DUA 2.0: Primeira IA criativa a falar crioulo e apoiar artistas

A DUA 2.0 surge como a primeira Inteligência Artificial criativa portuguesa, capaz de comunicar em crioulo cabo-verdiano e guineense. Lançada a 17 de março, esta plataforma inovadora foi desenvolvida pelo artista Carlos Guedes e visa transformar a interação da tecnologia com a rica herança cultural dos países lusófonos.

Rui Santos, membro da equipa do projeto, explica que a DUA 2.0 tem como principal objetivo garantir que a Inteligência Artificial seja acessível a criadores lusófonos. A plataforma é uma resposta à necessidade de inclusão de uma comunidade de mais de 300 milhões de falantes que, até agora, se sentia à margem da revolução tecnológica.

A DUA 2.0 destaca-se por processar referências culturais locais e duplos sentidos, comunicando de forma autêntica e sem intermediários. Ao adotar a figura de uma mulher negra, a IA pretende alcançar comunidades frequentemente excluídas das inovações tecnológicas. Criada no bairro social da Cruz Vermelha, em Lisboa, a plataforma visa descentralizar o poder das grandes editoras e das gigantes de Silicon Valley.

Entre as suas funcionalidades, a DUA 2.0 oferece ferramentas de marketing, um estúdio de música onde artistas podem criar canções com a ajuda da IA e um estúdio de design com diversas ferramentas. Além disso, a plataforma inclui uma vertente dedicada ao “backstage”, que procura suprir a falta de apoio que muitos artistas independentes enfrentam, como a necessidade de um manager ou assessor de imprensa.

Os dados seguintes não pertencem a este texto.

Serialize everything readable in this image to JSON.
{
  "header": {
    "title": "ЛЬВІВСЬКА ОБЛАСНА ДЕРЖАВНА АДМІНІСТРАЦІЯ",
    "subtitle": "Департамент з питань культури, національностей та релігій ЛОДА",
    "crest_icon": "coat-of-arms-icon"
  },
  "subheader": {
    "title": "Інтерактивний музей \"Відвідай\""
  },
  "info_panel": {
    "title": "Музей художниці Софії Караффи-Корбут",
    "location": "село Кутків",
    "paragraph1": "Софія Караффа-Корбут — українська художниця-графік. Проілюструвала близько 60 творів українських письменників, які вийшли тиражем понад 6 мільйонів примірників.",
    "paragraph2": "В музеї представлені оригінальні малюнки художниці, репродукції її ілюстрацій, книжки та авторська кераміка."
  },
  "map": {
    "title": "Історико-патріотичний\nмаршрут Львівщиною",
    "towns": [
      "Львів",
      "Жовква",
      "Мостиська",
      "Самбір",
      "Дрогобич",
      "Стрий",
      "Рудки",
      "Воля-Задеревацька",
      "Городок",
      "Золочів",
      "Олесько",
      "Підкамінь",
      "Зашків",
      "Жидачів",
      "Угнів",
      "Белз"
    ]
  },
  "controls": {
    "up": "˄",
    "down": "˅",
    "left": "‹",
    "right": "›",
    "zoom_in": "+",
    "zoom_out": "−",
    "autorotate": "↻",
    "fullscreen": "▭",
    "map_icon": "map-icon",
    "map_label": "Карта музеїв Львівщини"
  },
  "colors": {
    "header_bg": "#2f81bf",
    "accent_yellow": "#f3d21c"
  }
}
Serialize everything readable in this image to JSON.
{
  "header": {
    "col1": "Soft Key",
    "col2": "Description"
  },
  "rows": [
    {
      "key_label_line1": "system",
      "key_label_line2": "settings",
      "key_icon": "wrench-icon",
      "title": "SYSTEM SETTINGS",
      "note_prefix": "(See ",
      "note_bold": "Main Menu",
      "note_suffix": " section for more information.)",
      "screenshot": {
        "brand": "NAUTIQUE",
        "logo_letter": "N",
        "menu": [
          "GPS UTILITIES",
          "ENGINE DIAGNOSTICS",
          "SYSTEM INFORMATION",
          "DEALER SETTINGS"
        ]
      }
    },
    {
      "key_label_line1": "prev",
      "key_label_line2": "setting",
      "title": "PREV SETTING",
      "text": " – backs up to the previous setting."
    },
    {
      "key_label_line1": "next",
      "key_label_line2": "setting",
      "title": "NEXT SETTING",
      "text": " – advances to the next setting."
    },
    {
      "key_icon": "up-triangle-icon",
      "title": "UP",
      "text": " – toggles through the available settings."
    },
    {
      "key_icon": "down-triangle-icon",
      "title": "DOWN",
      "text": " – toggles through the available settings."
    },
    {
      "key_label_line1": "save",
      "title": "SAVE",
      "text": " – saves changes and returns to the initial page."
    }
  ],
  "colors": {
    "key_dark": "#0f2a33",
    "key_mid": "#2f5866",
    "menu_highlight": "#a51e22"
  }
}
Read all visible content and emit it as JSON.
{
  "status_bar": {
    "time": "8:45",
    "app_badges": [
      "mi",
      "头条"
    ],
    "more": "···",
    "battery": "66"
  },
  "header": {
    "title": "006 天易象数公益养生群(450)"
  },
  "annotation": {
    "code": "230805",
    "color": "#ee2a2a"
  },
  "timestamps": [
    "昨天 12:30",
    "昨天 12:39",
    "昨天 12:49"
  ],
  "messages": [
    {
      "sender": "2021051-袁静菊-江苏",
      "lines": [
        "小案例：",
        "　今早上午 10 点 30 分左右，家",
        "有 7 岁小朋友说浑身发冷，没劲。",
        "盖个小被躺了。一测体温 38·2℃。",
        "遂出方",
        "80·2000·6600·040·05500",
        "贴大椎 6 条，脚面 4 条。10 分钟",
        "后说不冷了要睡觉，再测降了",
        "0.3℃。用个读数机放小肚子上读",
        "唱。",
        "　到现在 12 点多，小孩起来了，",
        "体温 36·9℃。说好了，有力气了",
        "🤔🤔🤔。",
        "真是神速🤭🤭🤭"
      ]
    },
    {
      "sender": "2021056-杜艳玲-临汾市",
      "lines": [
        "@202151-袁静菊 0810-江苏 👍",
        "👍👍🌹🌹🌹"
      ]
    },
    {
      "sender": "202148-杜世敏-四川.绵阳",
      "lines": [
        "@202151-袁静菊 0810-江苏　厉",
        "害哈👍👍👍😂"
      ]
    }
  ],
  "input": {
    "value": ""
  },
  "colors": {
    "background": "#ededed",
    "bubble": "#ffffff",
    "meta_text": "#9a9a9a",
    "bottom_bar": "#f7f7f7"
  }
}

Rui Santos refere que a base da DUA foi construída a partir de conteúdos em crioulo disponíveis na internet, além de interações reais com falantes dos dialetos. Neste momento, a IA é especializada no crioulo da ilha de Santiago, em Cabo Verde, mas há planos para expandir para o crioulo de São Vicente. A equipa já está em conversações com o Ministério da Educação de Cabo Verde para integrar conteúdos e melhorar as capacidades da IA nestas línguas.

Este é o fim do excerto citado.